Does a lady, neglected by her lover, break faith by choosing another? May a knight bereft of all hope of seeing his lady, whom a jealous husband keeps locked up, seek a new love? One step more and love questions will be treated as lawsuits, as in the Arrestz d’Amour of Martial d’Auvergne.

The courtly code did not serve exclusively for making verses; it claimed to be applicable to life, or at least to conversation.
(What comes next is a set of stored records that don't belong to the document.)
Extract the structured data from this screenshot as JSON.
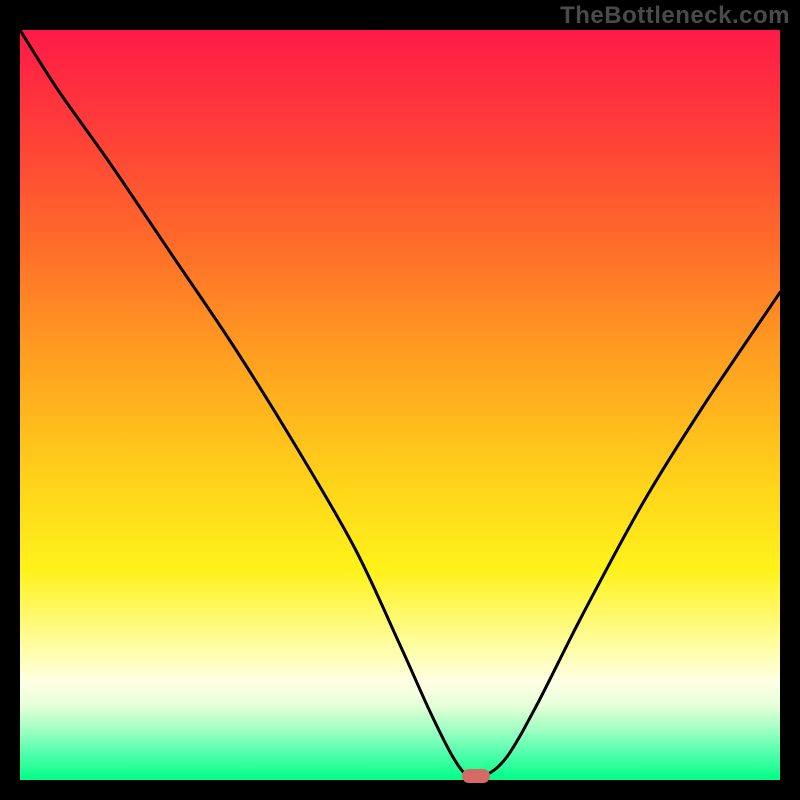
{
  "watermark": "TheBottleneck.com",
  "chart_data": {
    "type": "line",
    "title": "",
    "xlabel": "",
    "ylabel": "",
    "xlim": [
      0,
      100
    ],
    "ylim": [
      0,
      100
    ],
    "series": [
      {
        "name": "bottleneck-curve",
        "x": [
          0,
          5,
          12,
          20,
          28,
          36,
          44,
          50,
          54,
          57,
          59,
          61,
          64,
          68,
          74,
          82,
          90,
          100
        ],
        "y": [
          100,
          92,
          82,
          70,
          58,
          45,
          31,
          18,
          9,
          3,
          0.5,
          0.5,
          3,
          10,
          22,
          37,
          50,
          65
        ]
      }
    ],
    "marker": {
      "x": 60,
      "y": 0.5,
      "color": "#d46a63"
    },
    "gradient_stops": [
      {
        "pos": 0.0,
        "color": "#ff1a47"
      },
      {
        "pos": 0.12,
        "color": "#ff3a3a"
      },
      {
        "pos": 0.28,
        "color": "#ff6a2a"
      },
      {
        "pos": 0.44,
        "color": "#ffa020"
      },
      {
        "pos": 0.6,
        "color": "#ffd21a"
      },
      {
        "pos": 0.72,
        "color": "#fff21a"
      },
      {
        "pos": 0.82,
        "color": "#fffda0"
      },
      {
        "pos": 0.87,
        "color": "#ffffe5"
      },
      {
        "pos": 0.9,
        "color": "#e6ffd9"
      },
      {
        "pos": 0.93,
        "color": "#a6ffc4"
      },
      {
        "pos": 0.96,
        "color": "#5cffb0"
      },
      {
        "pos": 1.0,
        "color": "#00ff88"
      }
    ]
  }
}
It is very difficult to pierce the clouds of poetry and to penetrate to the real life of the epoch. How far did courting and flirtation during the fourteenth and fifteenth centuries come up to the requirements of the courtly system: or to the precepta of Jean de Meun? Autobiographical confessions are very rare at that epoch. Even when an actual love-affair is described with the intention of being accurate, the author cannot free himself from the accepted style and technical conceptions. We find an instance of this in the too lengthy narrative of a love-affair of an old poet and a young girl, which Guillaume de Machaut has given us in Le Livre du Voir-Dit. He was approaching his sixtieth year, when Peronnelle d’Armentiéres, of a noble family in Champagne, sent him, in 1362, her first rondel, in which she offered her heart to the celebrated poet, whom she did not know, and invited him to enter with her into a poetical love correspondence. The poor poet, sickly, blind of one eye, gouty, at once kindles. He replies to her rondel and an exchange of letters and of poems begins. Peronnelle is proud of her literary connection; she does not make a secret of it, and begs the poet to put in writing the true story of their love, inserting their letters and their poetry. Machaut readily complies.

“I shall make,” he says, “to your glory and praise, something that will be well remembered.”